Les fantômes bien réels d’Azra Deniz Okyay
Dans Ghosts, la cinéaste Azra Deniz Okyay dissèque la Turquie d’Erdogan avec beaucoup de justesse et plonge dans le changement de ces dernières années. Une oeuvre cinématographique profonde qui a séduit la Mostra de Venise, puisque la réalisatrice turque repart avec le Grand Prix de la Semaine de la critique.

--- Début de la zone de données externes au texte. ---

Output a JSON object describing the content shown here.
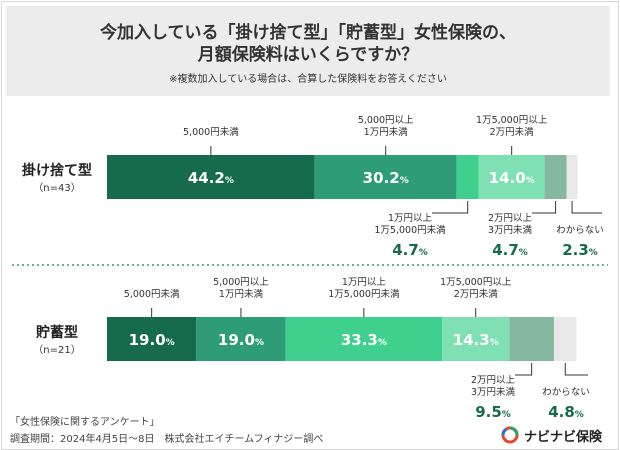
{
  "header": {
    "title_line1": "今加入している「掛け捨て型」「貯蓄型」女性保険の、",
    "title_line2": "月額保険料はいくらですか？",
    "note": "※複数加入している場合は、合算した保険料をお答えください"
  },
  "footer": {
    "survey": "「女性保険に関するアンケート」",
    "period": "調査期間：2024年4月5日～8日　株式会社エイチームフィナジー調べ"
  },
  "logo": {
    "text": "ナビナビ保険",
    "icon": "navinavi-logo-icon"
  },
  "colors": {
    "c1": "#166b4d",
    "c2": "#2e9c77",
    "c3": "#3fcf8e",
    "c4": "#7fe0b4",
    "c5": "#86b8a0",
    "c6": "#e9e9e9"
  },
  "chart_data": {
    "type": "bar",
    "stacked": true,
    "orientation": "horizontal",
    "percent_suffix": "%",
    "bars": [
      {
        "label": "掛け捨て型",
        "n": "（n=43）",
        "segments": [
          {
            "category": "5,000円未満",
            "value": 44.2,
            "color": "#166b4d",
            "pos": "inside"
          },
          {
            "category": "5,000円以上\n1万円未満",
            "value": 30.2,
            "color": "#2e9c77",
            "pos": "inside"
          },
          {
            "category": "1万円以上\n1万5,000円未満",
            "value": 4.7,
            "color": "#3fcf8e",
            "pos": "below"
          },
          {
            "category": "1万5,000円以上\n2万円未満",
            "value": 14.0,
            "color": "#7fe0b4",
            "pos": "inside"
          },
          {
            "category": "2万円以上\n3万円未満",
            "value": 4.7,
            "color": "#86b8a0",
            "pos": "below"
          },
          {
            "category": "わからない",
            "value": 2.3,
            "color": "#e9e9e9",
            "pos": "below"
          }
        ]
      },
      {
        "label": "貯蓄型",
        "n": "（n=21）",
        "segments": [
          {
            "category": "5,000円未満",
            "value": 19.0,
            "color": "#166b4d",
            "pos": "inside"
          },
          {
            "category": "5,000円以上\n1万円未満",
            "value": 19.0,
            "color": "#2e9c77",
            "pos": "inside"
          },
          {
            "category": "1万円以上\n1万5,000円未満",
            "value": 33.3,
            "color": "#3fcf8e",
            "pos": "inside"
          },
          {
            "category": "1万5,000円以上\n2万円未満",
            "value": 14.3,
            "color": "#7fe0b4",
            "pos": "inside"
          },
          {
            "category": "2万円以上\n3万円未満",
            "value": 9.5,
            "color": "#86b8a0",
            "pos": "below"
          },
          {
            "category": "わからない",
            "value": 4.8,
            "color": "#e9e9e9",
            "pos": "below"
          }
        ]
      }
    ]
  }
}
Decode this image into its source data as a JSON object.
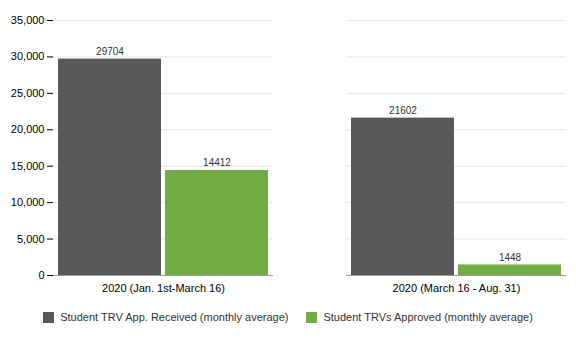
{
  "chart_data": {
    "type": "bar",
    "categories": [
      "2020 (Jan. 1st-March 16)",
      "2020 (March 16 - Aug. 31)"
    ],
    "series": [
      {
        "name": "Student TRV App. Received (monthly average)",
        "color": "#595959",
        "values": [
          29704,
          21602
        ]
      },
      {
        "name": "Student TRVs Approved (monthly average)",
        "color": "#70ad47",
        "values": [
          14412,
          1448
        ]
      }
    ],
    "ylim": [
      0,
      35000
    ],
    "yticks": [
      0,
      {
        "value": 5000,
        "label": "5,000"
      },
      {
        "value": 10000,
        "label": "10,000"
      },
      {
        "value": 15000,
        "label": "15,000"
      },
      {
        "value": 20000,
        "label": "20,000"
      },
      {
        "value": 25000,
        "label": "25,000"
      },
      {
        "value": 30000,
        "label": "30,000"
      },
      {
        "value": 35000,
        "label": "35,000"
      }
    ],
    "grid": true,
    "legend": "bottom",
    "data_labels": true
  }
}
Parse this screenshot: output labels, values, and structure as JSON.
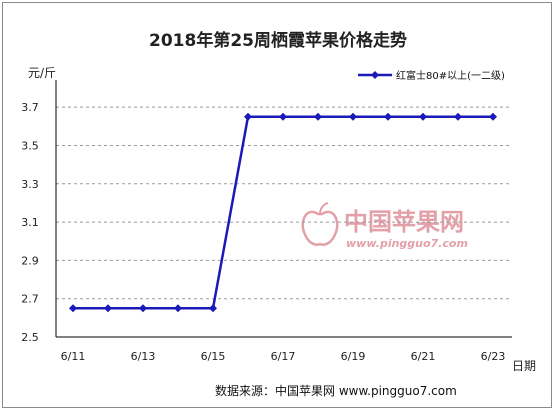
{
  "title": "2018年第25周栖霞苹果价格走势",
  "footer": "数据来源：中国苹果网 www.pingguo7.com",
  "watermark": {
    "cn": "中国苹果网",
    "url": "www.pingguo7.com"
  },
  "colors": {
    "line": "#1a1ab8",
    "marker": "#1a1ab8",
    "axis": "#000000",
    "grid": "#9a9a9a",
    "watermark": "#e4a0a8"
  },
  "chart_data": {
    "type": "line",
    "title": "2018年第25周栖霞苹果价格走势",
    "xlabel": "日期",
    "ylabel": "元/斤",
    "x": [
      "6/11",
      "6/12",
      "6/13",
      "6/14",
      "6/15",
      "6/16",
      "6/17",
      "6/18",
      "6/19",
      "6/20",
      "6/21",
      "6/22",
      "6/23"
    ],
    "x_tick_labels": [
      "6/11",
      "6/13",
      "6/15",
      "6/17",
      "6/19",
      "6/21",
      "6/23"
    ],
    "series": [
      {
        "name": "红富士80#以上(一二级)",
        "values": [
          2.65,
          2.65,
          2.65,
          2.65,
          2.65,
          3.65,
          3.65,
          3.65,
          3.65,
          3.65,
          3.65,
          3.65,
          3.65
        ]
      }
    ],
    "y_ticks": [
      2.5,
      2.7,
      2.9,
      3.1,
      3.3,
      3.5,
      3.7
    ],
    "ylim": [
      2.5,
      3.8
    ],
    "grid": true,
    "legend": "top-right"
  }
}
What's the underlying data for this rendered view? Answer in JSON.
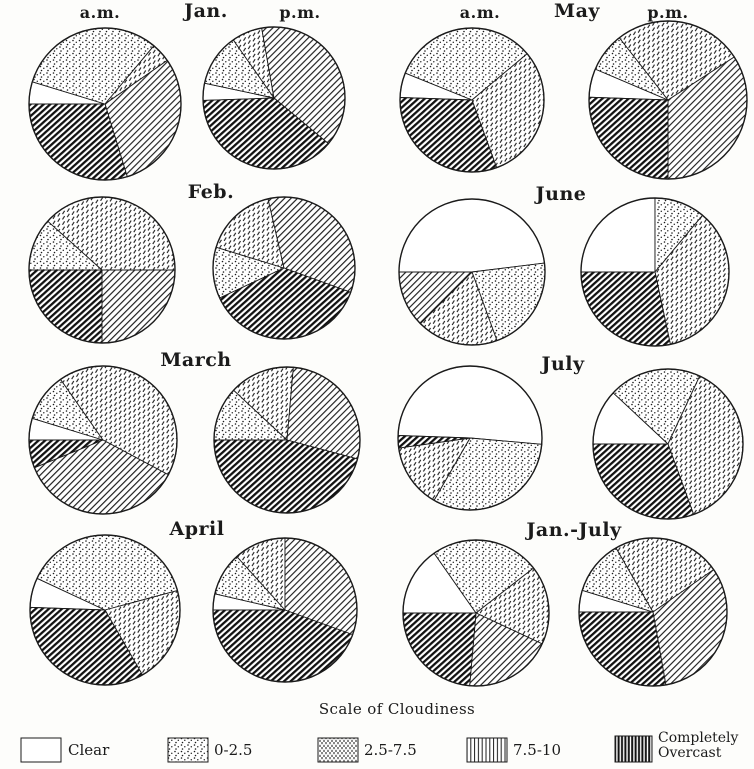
{
  "figure": {
    "column_headers": [
      {
        "am": "a.m.",
        "month": "Jan.",
        "pm": "p.m."
      },
      {
        "am": "a.m.",
        "month": "May",
        "pm": "p.m."
      }
    ],
    "row_labels": [
      "Feb.",
      "June",
      "March",
      "July",
      "April",
      "Jan.-July"
    ]
  },
  "legend": {
    "title": "Scale of Cloudiness",
    "items": [
      {
        "label": "Clear",
        "pattern": "clear"
      },
      {
        "label": "0-2.5",
        "pattern": "dots"
      },
      {
        "label": "2.5-7.5",
        "pattern": "speckle"
      },
      {
        "label": "7.5-10",
        "pattern": "vlines"
      },
      {
        "label": "Completely Overcast",
        "pattern": "vbold"
      }
    ]
  },
  "chart_data": {
    "type": "pie",
    "title": "Scale of Cloudiness",
    "categories": [
      "Clear",
      "0-2.5",
      "2.5-7.5",
      "7.5-10",
      "Completely Overcast"
    ],
    "direction": "clockwise",
    "angle_reference": "degrees clockwise from 12 o'clock",
    "legend_position": "bottom",
    "pies": [
      {
        "label": "Jan. a.m.",
        "month": "Jan.",
        "time": "a.m.",
        "start_deg": 270,
        "values_deg": [
          17,
          113,
          15,
          108,
          107
        ],
        "values_pct": [
          4.7,
          31.4,
          4.2,
          30.0,
          29.7
        ]
      },
      {
        "label": "Jan. p.m.",
        "month": "Jan.",
        "time": "p.m.",
        "start_deg": 268,
        "values_deg": [
          14,
          43,
          25,
          140,
          138
        ],
        "values_pct": [
          3.9,
          11.9,
          6.9,
          38.9,
          38.3
        ]
      },
      {
        "label": "May a.m.",
        "month": "May",
        "time": "a.m.",
        "start_deg": 272,
        "values_deg": [
          20,
          118,
          110,
          0,
          112
        ],
        "values_pct": [
          5.6,
          32.8,
          30.6,
          0,
          31.1
        ]
      },
      {
        "label": "May p.m.",
        "month": "May",
        "time": "p.m.",
        "start_deg": 272,
        "values_deg": [
          21,
          29,
          95,
          123,
          92
        ],
        "values_pct": [
          5.8,
          8.1,
          26.4,
          34.2,
          25.6
        ]
      },
      {
        "label": "Feb. a.m.",
        "month": "Feb.",
        "time": "a.m.",
        "start_deg": 270,
        "values_deg": [
          0,
          42,
          138,
          90,
          90
        ],
        "values_pct": [
          0,
          11.7,
          38.3,
          25.0,
          25.0
        ]
      },
      {
        "label": "Feb. p.m.",
        "month": "Feb.",
        "time": "p.m.",
        "start_deg": 245,
        "values_deg": [
          0,
          42,
          60,
          123,
          135
        ],
        "values_pct": [
          0,
          11.7,
          16.7,
          34.2,
          37.5
        ]
      },
      {
        "label": "June a.m.",
        "month": "June",
        "time": "a.m.",
        "start_deg": 270,
        "values_deg": [
          173,
          77,
          65,
          45,
          0
        ],
        "values_pct": [
          48.1,
          21.4,
          18.1,
          12.5,
          0
        ]
      },
      {
        "label": "June p.m.",
        "month": "June",
        "time": "p.m.",
        "start_deg": 270,
        "values_deg": [
          90,
          40,
          128,
          0,
          102
        ],
        "values_pct": [
          25.0,
          11.1,
          35.6,
          0,
          28.3
        ]
      },
      {
        "label": "March a.m.",
        "month": "March",
        "time": "a.m.",
        "start_deg": 270,
        "values_deg": [
          17,
          38,
          153,
          130,
          22
        ],
        "values_pct": [
          4.7,
          10.6,
          42.5,
          36.1,
          6.1
        ]
      },
      {
        "label": "March p.m.",
        "month": "March",
        "time": "p.m.",
        "start_deg": 270,
        "values_deg": [
          0,
          43,
          52,
          100,
          165
        ],
        "values_pct": [
          0,
          11.9,
          14.4,
          27.8,
          45.8
        ]
      },
      {
        "label": "July a.m.",
        "month": "July",
        "time": "a.m.",
        "start_deg": 272,
        "values_deg": [
          183,
          115,
          52,
          0,
          10
        ],
        "values_pct": [
          50.8,
          31.9,
          14.4,
          0,
          2.8
        ]
      },
      {
        "label": "July p.m.",
        "month": "July",
        "time": "p.m.",
        "start_deg": 270,
        "values_deg": [
          43,
          72,
          135,
          0,
          110
        ],
        "values_pct": [
          11.9,
          20.0,
          37.5,
          0,
          30.6
        ]
      },
      {
        "label": "April a.m.",
        "month": "April",
        "time": "a.m.",
        "start_deg": 272,
        "values_deg": [
          23,
          140,
          75,
          0,
          122
        ],
        "values_pct": [
          6.4,
          38.9,
          20.8,
          0,
          33.9
        ]
      },
      {
        "label": "April p.m.",
        "month": "April",
        "time": "p.m.",
        "start_deg": 270,
        "values_deg": [
          13,
          35,
          42,
          110,
          160
        ],
        "values_pct": [
          3.6,
          9.7,
          11.7,
          30.6,
          44.4
        ]
      },
      {
        "label": "Jan.-July a.m.",
        "month": "Jan.-July",
        "time": "a.m.",
        "start_deg": 270,
        "values_deg": [
          55,
          87,
          63,
          70,
          85
        ],
        "values_pct": [
          15.3,
          24.2,
          17.5,
          19.4,
          23.6
        ]
      },
      {
        "label": "Jan.-July p.m.",
        "month": "Jan.-July",
        "time": "p.m.",
        "start_deg": 270,
        "values_deg": [
          17,
          43,
          85,
          115,
          100
        ],
        "values_pct": [
          4.7,
          11.9,
          23.6,
          31.9,
          27.8
        ]
      }
    ]
  }
}
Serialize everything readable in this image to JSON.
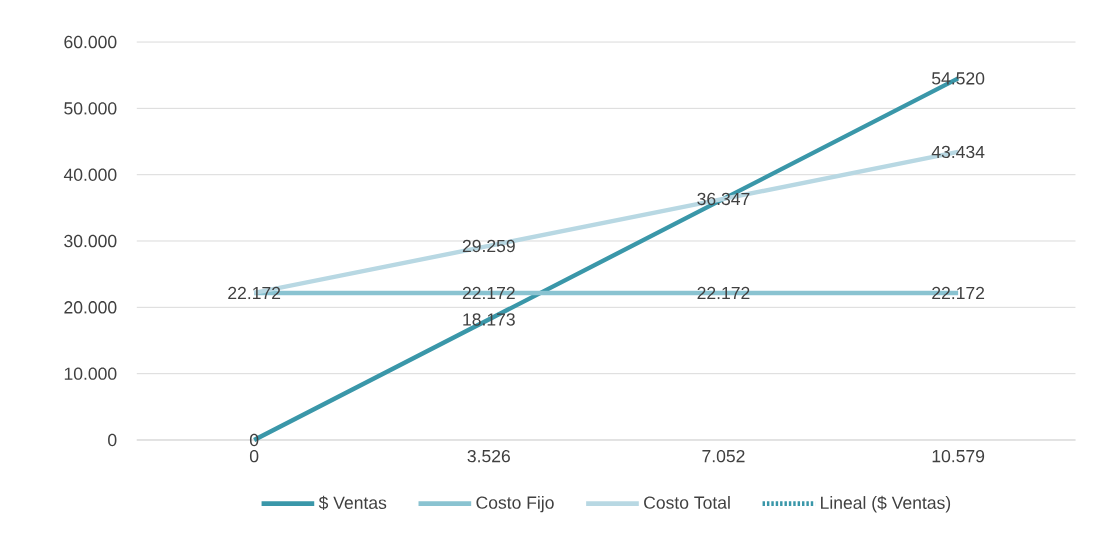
{
  "chart_data": {
    "type": "line",
    "categories": [
      "0",
      "3.526",
      "7.052",
      "10.579"
    ],
    "series": [
      {
        "name": "$ Ventas",
        "color": "#3a97a9",
        "values": [
          0,
          18173,
          36347,
          54520
        ],
        "value_labels": [
          "0",
          "18.173",
          null,
          "54.520"
        ]
      },
      {
        "name": "Costo Fijo",
        "color": "#8ac3d1",
        "values": [
          22172,
          22172,
          22172,
          22172
        ],
        "value_labels": [
          "22.172",
          "22.172",
          "22.172",
          "22.172"
        ]
      },
      {
        "name": "Costo Total",
        "color": "#b8d8e3",
        "values": [
          22172,
          29259,
          36347,
          43434
        ],
        "value_labels": [
          null,
          "29.259",
          "36.347",
          "43.434"
        ]
      },
      {
        "name": "Lineal ($ Ventas)",
        "color": "#3a97a9",
        "values": [
          null,
          null,
          null,
          null
        ],
        "line_style": "dotted"
      }
    ],
    "ylim": [
      0,
      60000
    ],
    "yticks": [
      {
        "value": 0,
        "label": "0"
      },
      {
        "value": 10000,
        "label": "10.000"
      },
      {
        "value": 20000,
        "label": "20.000"
      },
      {
        "value": 30000,
        "label": "30.000"
      },
      {
        "value": 40000,
        "label": "40.000"
      },
      {
        "value": 50000,
        "label": "50.000"
      },
      {
        "value": 60000,
        "label": "60.000"
      }
    ],
    "grid": "y",
    "legend": "bottom"
  }
}
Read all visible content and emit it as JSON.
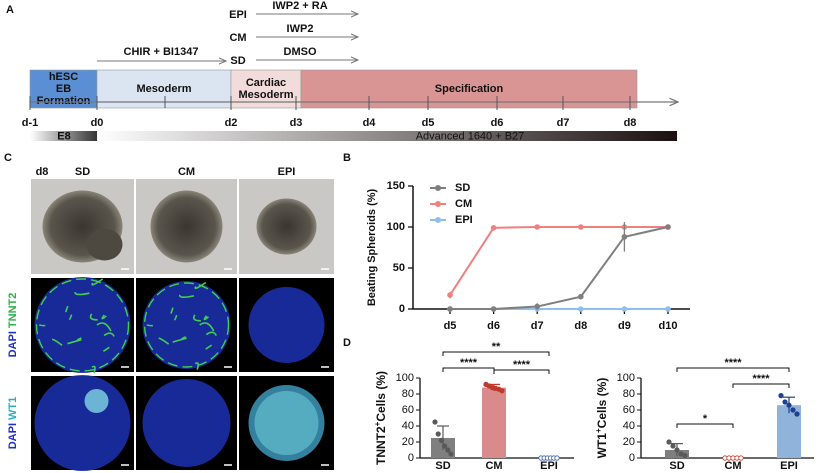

La caméra, toujours posée là où il faut, suit trois femmes et un homme en quête de liberté, de vérité, de réalité. Une caméra qui ne juge pas et qui n’en fait jamais trop. Les corps sont libres, les âmes sont présentes, les voix sont fortes mais les traditions, les clichés, le pays en changement provoquent, défient, bloquent. Dans Ghosts, la réalisatrice Azra Deniz Okyay nous plonge dans une Turquie aux mille visages, où l’on peut être pieux tout en étant dans l’illégalité, où l’on a du mal à être femme, jeune, militante, passionnée. L’histoire tourne autour de Dilem, parfaitement incarnée par la talentueuse Dilayda Günes, danseuse qui rêve de faire de sa passion un métier, mais qui enchaîne les petits boulots. Elle participe à des manifestations anti-gouvernement presque machinalement et sans conviction, juste motivée par la passionnée Ela, incarnée par l’actrice Beril Kayar. Elle croise le chemin d’Iffe, interprétée par Nalan Kuruçim, dont le fils est en prison. Convaincue de son innocence, elle plongera elle aussi pour tenter de le sauver. Quant au seul protagoniste masculin, Rasit, celui-ci est corrompu jusqu’à la moelle, essayant de tirer profit des réfugiés syriens. Un rôle incarné par le charismatique Emrah Özdemir.
La danse des loups
Dans ce film mosaïque, impressionnant de sophistication, il est presque impossible de croire qu’il s’agit d’un premier long métrage. Style, précision, âme, tout y est. Les personnages sont bien décrits, la narration est fluide, les plans sont maîtrisés. Azra Deniz Okyay filme ses protagonistes comme elle filme la vie, et capture la promesse d’un avenir meilleur promis par un gouvernement qui a offert l’exact contraire. Un tourbillon d’émotions qui emprunte un cercle vicieux intense où seul l’espoir pourra sauver ces âmes en peine, perdues à Istanbul dans un futur proche. La réalisatrice choisit de raconter le film un 26 octobre 2020. Une journée qui promet d’être longue pour les personnages. Azra Deniz Okyay porte un regard à la fois bienveillant et critique sur une Turquie qu’elle aime, qu’elle quitte pour faire ses études à Paris où elle se réfugie pendant dix ans, avant de rentrer en 2010 pour contribuer au changement. Elle assiste au chaos d’un pays plein de promesses et se plonge dans l’écriture comme pour exorciser ses démons, ses fantômes. Cela donne naissance à un Ghosts habité, où la danse finit par libérer malgré tout. Une danse de la mort, une danse de la vie, une danse d’espoir pour toutes ces générations qui vivent dans l’entre-deux ; l’entre-deux-mondes, l’entre-deux-rives, l’entre-deux-sociétés, prisonniers des traditions et de la modernité, du passé et du futur, de la révolution et de la révélation. Un film d’une grande intensité, une œuvre courageuse qui place Azra Deniz Okyay dans le cercle fermé des cinéastes de demain. D’un demain libre, radical et vrai.